Causal Inference is a broad area of statistical research where investigators are interested in the quantitative exploration of cause and effect relationships between exposures and outcomes. Questions that fall under this framework range across a vast canvass of applications, including, medical sciences and biology, economics, social sciences, and environmental health. Specific examples can include understanding the efficacy of treatments for a disease, the importance of genes and proteins on deciding biological functions, the interplay between environmental factors and genetic variations on human mortality, and the role of careful product placements to modulate market behaviors. This immense breadth of the statistical paradigm naturally comes with its share of subtleties and pitfalls. One of the major challenges in a statistically principled analysis of cause and effects is the presence of other factors, known as confounders, which often mislead investigators in falsely believing spurious relationships. Accounting for such confounders, therefore, becomes of great importance. The increasing ability of human beings to collect more and more data has made measurements of many such factors possible in common examples of causal inference studies. Although in principle, this has made causal inference a more feasible and exciting field, the mathematical formalism of such studies still come with a burden of assumptions to deal with these confounders -- which can often be extremely restrictive for practical applications. It is widely believed that tools from machine learning and artificial intelligence are natural choices to alleviate the burden of these assumptions. This project is aimed at understanding the role of these tools in disentangling causal inference related questions in a statistically principled and mathematically sound manner.

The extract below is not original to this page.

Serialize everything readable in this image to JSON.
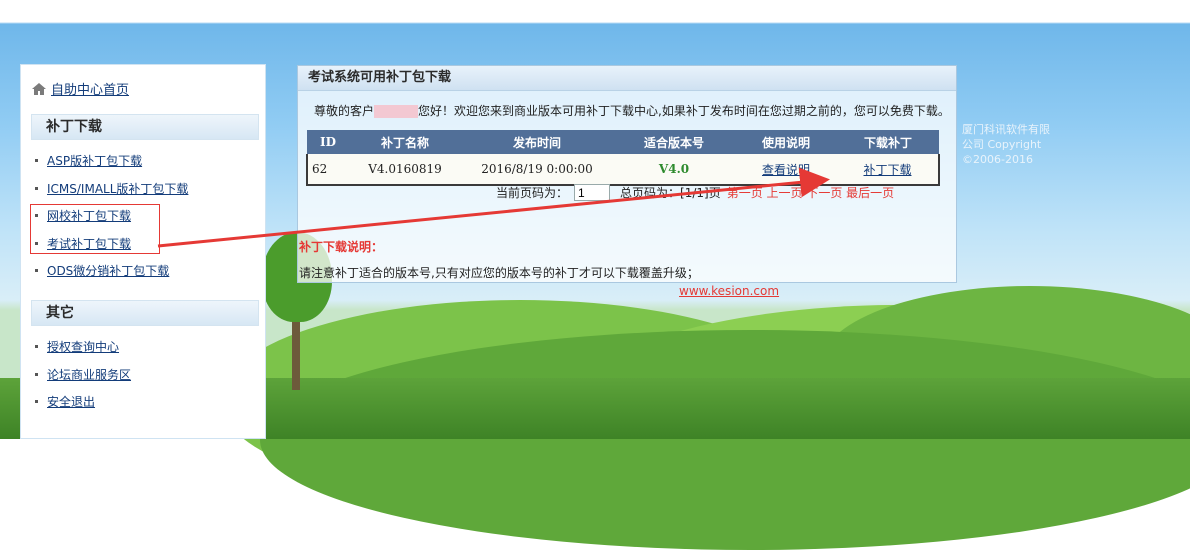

As mentioned above, it is often argued that the use of machine-learning methods to nonparametrically estimate nuisance parameters alleviates the burden of the assumptions made in observational studies. Although true at heart, most machine learning methods are geared to attain low prediction errors in regression type problems -- whereas estimation of quantities like causal effects might require a somewhat different understanding. This project is, therefore, aimed at disentangling some machine learning algorithms used in the study of causal effects. The major goals of this project can be divided into the following regimes -- (i) exploring the crucial, and often overlooked, need of formal statistical methods for inferring causal effects which are adaptive over standard assumptions made in practice, (ii) a causal mediation analysis framework which paves the way for seamless application of state of the art machine learning methods, and (iii) the mathematical exploration of machine learning algorithms such as deep neural networks and generative adversarial networks in the context of these inferential problems. The developed understanding will be used to explore the effect of early life exposure to metal mixtures (like lead, arsenic, and cadmium exposures through drinking water) on late-life neurological diseases (such as Alzheimer's disease) and the potential role of high dimensional biomarkers such as EV miRNA's that might modulate such effects.
This award reflects NSF's statutory mission and has been deemed worthy of support through evaluation using the Foundation's intellectual merit and broader impacts review criteria.